6. Applications and Implications for Software Engineering
Empirical findings confirm that open-source, instruction-fine-tuned LLMs can match or surpass leading proprietary models (e.g., ChatGPT-4o) in structured bug report generation, with robust generalization across divergent software projects and repositories. Integration workflows enable automatic reformulating of unstructured reporter input, immediate highlighting of missing or incomplete sections, and substantial reduction in human triaging overhead, which directly accelerates the bug-fixing lifecycle.
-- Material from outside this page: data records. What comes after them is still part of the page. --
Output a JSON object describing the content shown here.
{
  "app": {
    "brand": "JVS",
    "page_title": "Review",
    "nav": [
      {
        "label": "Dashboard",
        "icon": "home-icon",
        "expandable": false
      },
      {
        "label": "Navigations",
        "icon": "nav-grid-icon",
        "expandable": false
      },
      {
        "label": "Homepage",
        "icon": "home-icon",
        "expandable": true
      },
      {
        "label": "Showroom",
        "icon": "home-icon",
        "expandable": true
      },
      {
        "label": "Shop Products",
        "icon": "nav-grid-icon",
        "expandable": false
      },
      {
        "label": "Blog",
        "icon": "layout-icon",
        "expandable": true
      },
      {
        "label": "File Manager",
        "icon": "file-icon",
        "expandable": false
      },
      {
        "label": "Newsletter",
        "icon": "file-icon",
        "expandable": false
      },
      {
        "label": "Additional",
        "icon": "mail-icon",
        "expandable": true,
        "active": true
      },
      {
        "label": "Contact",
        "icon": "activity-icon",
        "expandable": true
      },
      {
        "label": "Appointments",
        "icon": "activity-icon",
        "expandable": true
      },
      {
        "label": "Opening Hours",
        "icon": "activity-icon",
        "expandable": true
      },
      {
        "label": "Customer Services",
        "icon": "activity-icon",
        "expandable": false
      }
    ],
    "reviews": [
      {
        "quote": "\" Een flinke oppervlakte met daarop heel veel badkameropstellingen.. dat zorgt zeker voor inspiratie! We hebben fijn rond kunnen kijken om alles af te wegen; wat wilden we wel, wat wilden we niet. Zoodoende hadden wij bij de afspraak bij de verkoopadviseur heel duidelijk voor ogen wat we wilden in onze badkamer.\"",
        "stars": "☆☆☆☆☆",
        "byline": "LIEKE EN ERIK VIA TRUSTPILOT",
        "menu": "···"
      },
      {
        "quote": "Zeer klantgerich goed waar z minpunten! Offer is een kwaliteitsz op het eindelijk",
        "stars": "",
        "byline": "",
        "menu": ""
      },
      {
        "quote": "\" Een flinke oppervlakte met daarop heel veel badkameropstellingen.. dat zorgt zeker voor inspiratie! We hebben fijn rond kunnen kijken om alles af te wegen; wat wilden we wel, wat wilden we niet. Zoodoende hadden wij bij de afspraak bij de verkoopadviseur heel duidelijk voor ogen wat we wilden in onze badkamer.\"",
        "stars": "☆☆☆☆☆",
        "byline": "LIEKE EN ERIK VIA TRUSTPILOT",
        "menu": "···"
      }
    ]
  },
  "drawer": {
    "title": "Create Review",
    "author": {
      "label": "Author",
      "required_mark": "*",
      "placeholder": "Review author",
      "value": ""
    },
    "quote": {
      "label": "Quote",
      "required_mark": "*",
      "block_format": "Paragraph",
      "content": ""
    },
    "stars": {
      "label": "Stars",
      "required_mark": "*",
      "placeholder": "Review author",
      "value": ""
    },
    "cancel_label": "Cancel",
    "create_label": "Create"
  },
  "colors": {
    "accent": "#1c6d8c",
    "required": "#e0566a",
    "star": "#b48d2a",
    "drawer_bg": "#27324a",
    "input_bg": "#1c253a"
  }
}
LLMs trained on large project corpora can act as drop-in solutions for nascent repositories, obviating the need for extensive project-specific annotation (Acharya et al., 26 Apr 2025). Progressive code-integration pipelines extend the summarization scope to simultaneous synthesis of linguistic and technical evidences, enabling richer, more context-aware summaries for defect comprehension (Karim et al., 29 Nov 2025).
7. Future Research Directions
Open challenges and prospective advances include:
- Multi-modal enrichment: Incorporating stack traces, logs, or screenshots into report synthesis to further enhance bug localizability and actionability.
- Advanced parameter-efficient tuning: Investigation of techniques such as QLoRA to balance compute efficiency with model capacity.
- Broader platform coverage: Extending approaches to platforms beyond Bugzilla, including GitHub Issues and Jira, with attention to ecosystem-specific linguistic and structural norms.
- Interactive systems: Real-time reporter assistants that provide missing-field prompts or semi-automated bug report filling.
- Human-centered evaluation: Systematic studies on developer-perceived clarity, actionability, and satisfaction with LLM-generated summaries or reports.
- Continuous learning: Deploying active learning feedback loops where developer or reporter corrections iteratively refine LLM weights for sustained accuracy improvements.
These directions collectively suggest the evolution of LLM-based bug report summarization toward highly adaptive, contextually aware, and multi-modal intelligent assistants for automated software maintenance (Acharya et al., 26 Apr 2025, Karim et al., 29 Nov 2025).